S’ensuit une grande profusion d’installations physiques ou virtuelles. Indéniablement, ce qui nous est présenté nécessite qu’on y consacre du temps, si on ne veut pas se sentir parfois trop dérouté. On termine l’exposition en parcourant sur un ordinateur un corpus de manifestes cybertechnoféministes (qu’on peut aussi imprimer). L’ergonomie de la navigation se veut volontairement rétro, qu’on attribuera à la prédominance du langage sur l’image (plutôt qu’à un hommage nostalgique aux débuts de ce web trentenaire).
L’intérêt est double ici : d’une part, proposer une lecture croisée de ces textes qui non seulement questionnent la place des femmes dans les technologies mais portent aussi leurs revendications, d’autre part, mettre en valeur un algorithme de recherche textuelle que l’on doit en partie à la chercheuse Karen Spärck Jones à qui l’on doit la phrase « L’informatique est trop importante pour être laissée aux hommes ». En somme, un bon slogan pour terminer cette visite (sans oublier de faire un détour par le centre de ressources afin de jeter un oeil sur une sélection d’ouvrages permettant de prolonger les réflexions nées de la visite).”
Justine :
“Je ne peux qu’abonder dans le sens de mes deux compagnons de visites. Le sujet de l’invisibilisation des femmes dans les sciences et les techniques vous interpelle ? Vous vous intéressez à l’histoire de l’informatique ? Vous pensez que l’art et la pop culture sont de bons moyens pour découvrir et apprendre des choses sur les sciences et les techniques ? Cette exposition est faite pour vous ! Et si vous répondez non à toutes les questions, vous changerez d’avis sur au moins un des sujets.

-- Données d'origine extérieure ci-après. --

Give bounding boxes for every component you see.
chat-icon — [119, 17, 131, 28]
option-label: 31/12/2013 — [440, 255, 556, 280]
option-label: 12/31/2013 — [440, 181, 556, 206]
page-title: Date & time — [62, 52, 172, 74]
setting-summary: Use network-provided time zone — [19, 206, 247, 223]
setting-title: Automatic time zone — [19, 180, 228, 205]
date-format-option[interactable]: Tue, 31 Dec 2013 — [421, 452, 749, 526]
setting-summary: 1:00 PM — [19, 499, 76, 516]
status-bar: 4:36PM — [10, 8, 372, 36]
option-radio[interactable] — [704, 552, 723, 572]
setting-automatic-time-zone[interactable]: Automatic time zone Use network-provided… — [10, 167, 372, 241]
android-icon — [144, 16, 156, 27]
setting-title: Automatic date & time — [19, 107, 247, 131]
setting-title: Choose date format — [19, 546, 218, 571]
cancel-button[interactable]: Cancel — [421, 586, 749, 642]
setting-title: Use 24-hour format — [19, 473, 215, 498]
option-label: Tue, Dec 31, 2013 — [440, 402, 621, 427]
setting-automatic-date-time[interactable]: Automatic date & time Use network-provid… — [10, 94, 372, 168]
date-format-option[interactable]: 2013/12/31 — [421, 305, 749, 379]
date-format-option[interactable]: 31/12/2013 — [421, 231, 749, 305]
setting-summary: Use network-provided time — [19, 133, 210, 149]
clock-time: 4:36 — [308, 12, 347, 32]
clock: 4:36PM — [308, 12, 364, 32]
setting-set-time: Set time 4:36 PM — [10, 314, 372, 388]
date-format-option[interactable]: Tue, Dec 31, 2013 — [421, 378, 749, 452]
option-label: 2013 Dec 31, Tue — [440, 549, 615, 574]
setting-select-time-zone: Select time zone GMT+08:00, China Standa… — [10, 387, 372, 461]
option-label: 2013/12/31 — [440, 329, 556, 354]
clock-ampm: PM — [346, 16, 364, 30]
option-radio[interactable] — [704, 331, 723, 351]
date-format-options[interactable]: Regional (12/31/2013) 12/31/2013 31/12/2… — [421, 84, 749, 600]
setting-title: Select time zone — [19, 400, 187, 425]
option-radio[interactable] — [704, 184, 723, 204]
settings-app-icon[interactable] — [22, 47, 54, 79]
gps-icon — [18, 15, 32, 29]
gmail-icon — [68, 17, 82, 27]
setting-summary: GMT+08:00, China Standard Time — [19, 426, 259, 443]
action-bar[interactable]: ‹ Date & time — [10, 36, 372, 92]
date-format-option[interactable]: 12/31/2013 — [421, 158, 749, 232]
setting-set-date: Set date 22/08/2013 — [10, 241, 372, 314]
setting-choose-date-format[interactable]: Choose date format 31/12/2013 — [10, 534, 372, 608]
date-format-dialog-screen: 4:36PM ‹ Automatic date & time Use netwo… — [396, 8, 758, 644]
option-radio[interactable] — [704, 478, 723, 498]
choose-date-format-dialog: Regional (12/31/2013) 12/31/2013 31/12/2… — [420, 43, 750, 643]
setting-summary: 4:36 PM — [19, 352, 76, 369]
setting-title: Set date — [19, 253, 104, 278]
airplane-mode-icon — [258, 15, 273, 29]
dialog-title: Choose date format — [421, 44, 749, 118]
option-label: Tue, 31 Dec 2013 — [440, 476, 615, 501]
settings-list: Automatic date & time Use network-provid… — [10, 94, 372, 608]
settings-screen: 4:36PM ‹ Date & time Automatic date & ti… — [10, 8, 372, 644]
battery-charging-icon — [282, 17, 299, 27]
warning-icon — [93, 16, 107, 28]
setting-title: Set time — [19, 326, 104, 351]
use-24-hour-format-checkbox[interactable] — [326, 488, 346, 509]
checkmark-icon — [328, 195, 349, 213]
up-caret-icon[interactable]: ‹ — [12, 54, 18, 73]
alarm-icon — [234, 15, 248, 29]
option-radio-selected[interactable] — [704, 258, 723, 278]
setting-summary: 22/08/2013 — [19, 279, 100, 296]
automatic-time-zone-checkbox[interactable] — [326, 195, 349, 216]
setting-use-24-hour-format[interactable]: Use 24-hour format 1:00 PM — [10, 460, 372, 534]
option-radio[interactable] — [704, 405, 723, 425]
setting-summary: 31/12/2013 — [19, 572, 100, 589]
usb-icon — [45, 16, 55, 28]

Un des dispositifs artistiques que j’ai préféré : les tutos vidéos pour se désintoxiquer du téléphone portable (ça me parle), traduit en petits fascicules à emporter chez soi (cf. photo). Et grâce à la frise temporelle, j’ai aussi ajouté deux autrices de science-fiction dans ma liste de lecture (Octavia E. Butler et C.L. Moore). J’aurais bien aimé avoir plus de temps pour le centre de ressources, car il y a une sélection de jeux vidéos féministes et inclusifs. C’est en accès gratuit donc j’ai le temps d’y retourner ! Et n’hésitez par à jeter un œil au programme d’animation autour de l’exposition, il y a plein de conférences et concerts de proposés.”